A deep-learning AI model based on chest x-rays can predict 30-day mortality in patients with community-acquired pneumonia (CAP), according to a recent study in the American Journal of Roentgenology.
A team led by Eui Jin Hwang, MD, PhD, of Seoul National University College of Medicine in Korea tested a deep-learning model using x-rays of community-acquired pneumonia, with the AI model outperforming the CURB-65 score, an established tool used in daily practice to assess CAP. The model could provide valuable information at the time patients are diagnosed, the authors suggested.
"The deep-learning model may guide clinical decision-making in the management of patients with CAP by identifying high-risk patients who warrant hospitalization and intensive treatment," the group wrote.

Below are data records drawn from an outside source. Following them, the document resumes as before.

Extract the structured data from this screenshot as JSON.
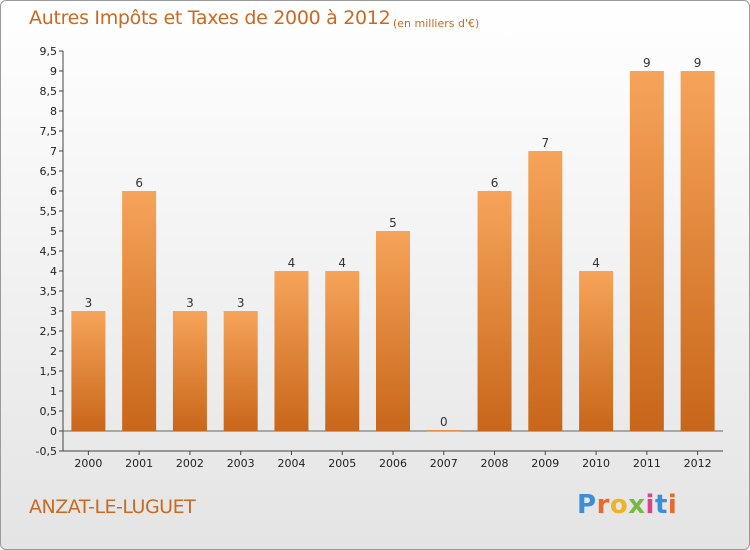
{
  "header": {
    "title": "Autres Impôts et Taxes de 2000 à 2012",
    "subtitle": "(en milliers d'€)"
  },
  "footer": {
    "town": "ANZAT-LE-LUGUET",
    "logo": [
      "P",
      "r",
      "o",
      "x",
      "i",
      "t",
      "i"
    ]
  },
  "colors": {
    "bar_top": "#f6a45a",
    "bar_bottom": "#c8661a",
    "accent": "#c86a22"
  },
  "chart_data": {
    "type": "bar",
    "title": "Autres Impôts et Taxes de 2000 à 2012",
    "subtitle": "(en milliers d'€)",
    "categories": [
      "2000",
      "2001",
      "2002",
      "2003",
      "2004",
      "2005",
      "2006",
      "2007",
      "2008",
      "2009",
      "2010",
      "2011",
      "2012"
    ],
    "values": [
      3,
      6,
      3,
      3,
      4,
      4,
      5,
      0,
      6,
      7,
      4,
      9,
      9
    ],
    "data_labels": [
      "3",
      "6",
      "3",
      "3",
      "4",
      "4",
      "5",
      "0",
      "6",
      "7",
      "4",
      "9",
      "9"
    ],
    "yticks": [
      "-0,5",
      "0",
      "0,5",
      "1",
      "1,5",
      "2",
      "2,5",
      "3",
      "3,5",
      "4",
      "4,5",
      "5",
      "5,5",
      "6",
      "6,5",
      "7",
      "7,5",
      "8",
      "8,5",
      "9",
      "9,5"
    ],
    "ylim": [
      -0.5,
      9.5
    ],
    "grid": false,
    "legend": "none",
    "xlabel": "",
    "ylabel": ""
  }
}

Pneumonia was the number one cause of death in 2019 among infectious diseases and the second most common cause of death in 2020 after COVID-19, according to the Centers for Disease Control and Prevention. Chest x-ray is an essential tool for diagnosing CAP, yet risk predictions for patients based on initial imaging remains a challenge, the researchers noted.
In this study, Hwang and colleagues developed a model to predict 30-day mortality using chest x-rays from 7,105 patients from their hospital. They tested the model in two separate datasets (n = 467 and n = 381) from two different hospitals. The two groups had an overall 30-day mortality rate of 11%.
The model's performance for predicting mortality was calculated using areas under the curve (AUC) compared with CURB-65 scores, which are severity scores comprising five clinical variables.
The deep-learning model predicted 30-day all-cause mortality in patients with CAP with AUCs ranging from 0.77 to 0.8 in the two test cohorts. Additionally, the model showed a statistically significant higher specificity (range of 61% to 69%) than the CURB-65 score (44% to 58%).
"An advantage of using chest radiographs as an input to the DL model compared to use of clinical variables is that chest radiographs may allow automated processing that is not influenced by subjective evaluation by physicians," the authors explained.
Yet they also wrote that an important shortcoming of the DL model is the difficulty in explaining the logical background of its predictions. While class activation maps display areas of pneumonia in patients with high predicted risk, they do not provide this logical explanation, they wrote.
"Since this lack of interpretability may hinder the DL model's clinical adoption, future research should seek to better understand the basis of the [its] predictions," the researchers concluded.
The study was published June 14 in the American Journal of Roentenology.